THE DEFIANT GIANT (6/66) Culhane/Eugster. Honey hypnotizes a giant named Oscar into thinking he’s a dwarf.
THRONE FOR A LOSS (7/66) Culhane/Pattengill. An enchanted frog tricks Stanley to return him to his former self – a ferocious lion. Honey and Maggie help to turn him back into a frog.
POTIONS AND NOTIONS (8/66) Culhane/Eugster. Honey pours the entire bottle of cousin Maggie’s love potion on Fraidy Bat’s birthday cake.
(Note: The Rocket Racket listed initially on Paramount’s release charts was subsequently removed – and replaced when Shamus Culhane took over.)
Six (6) Nudnik Cartoons
HERE’S NUDNIK (8/65) Gene Deitch. Nominated for an Academy Award (under the title NUDNIK #2), Nudnik tries to fix his leaky faucet.

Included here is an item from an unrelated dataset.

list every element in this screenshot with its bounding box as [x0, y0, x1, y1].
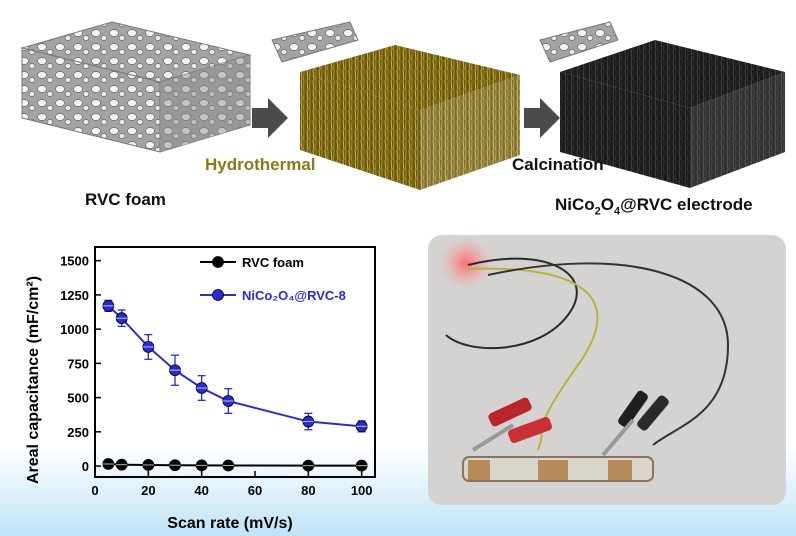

DRIVE ON NUDNIK (11/65) Gene Deitch. Nudnik has problems with a modern automobile.
HOME SWEET NUDNIK (12/65) Gene Deitch. Nudnik is the last tenant in an apartment building under the wrecking ball.
WELCOME NUDNIK (2/66) Gene Deitch. Nudnik arrives in Crummy Junction and takes in the sights at the park and the zoo.
NUDNIK ON THE ROOF (5/66) Gene Deitch. Nudnik attempts to install a TV antenna on a roof.
FROM NUDNIK WITH LOVE (6/67) Gene Deitch. Nudnik tries to build a bird house for a robin and her family.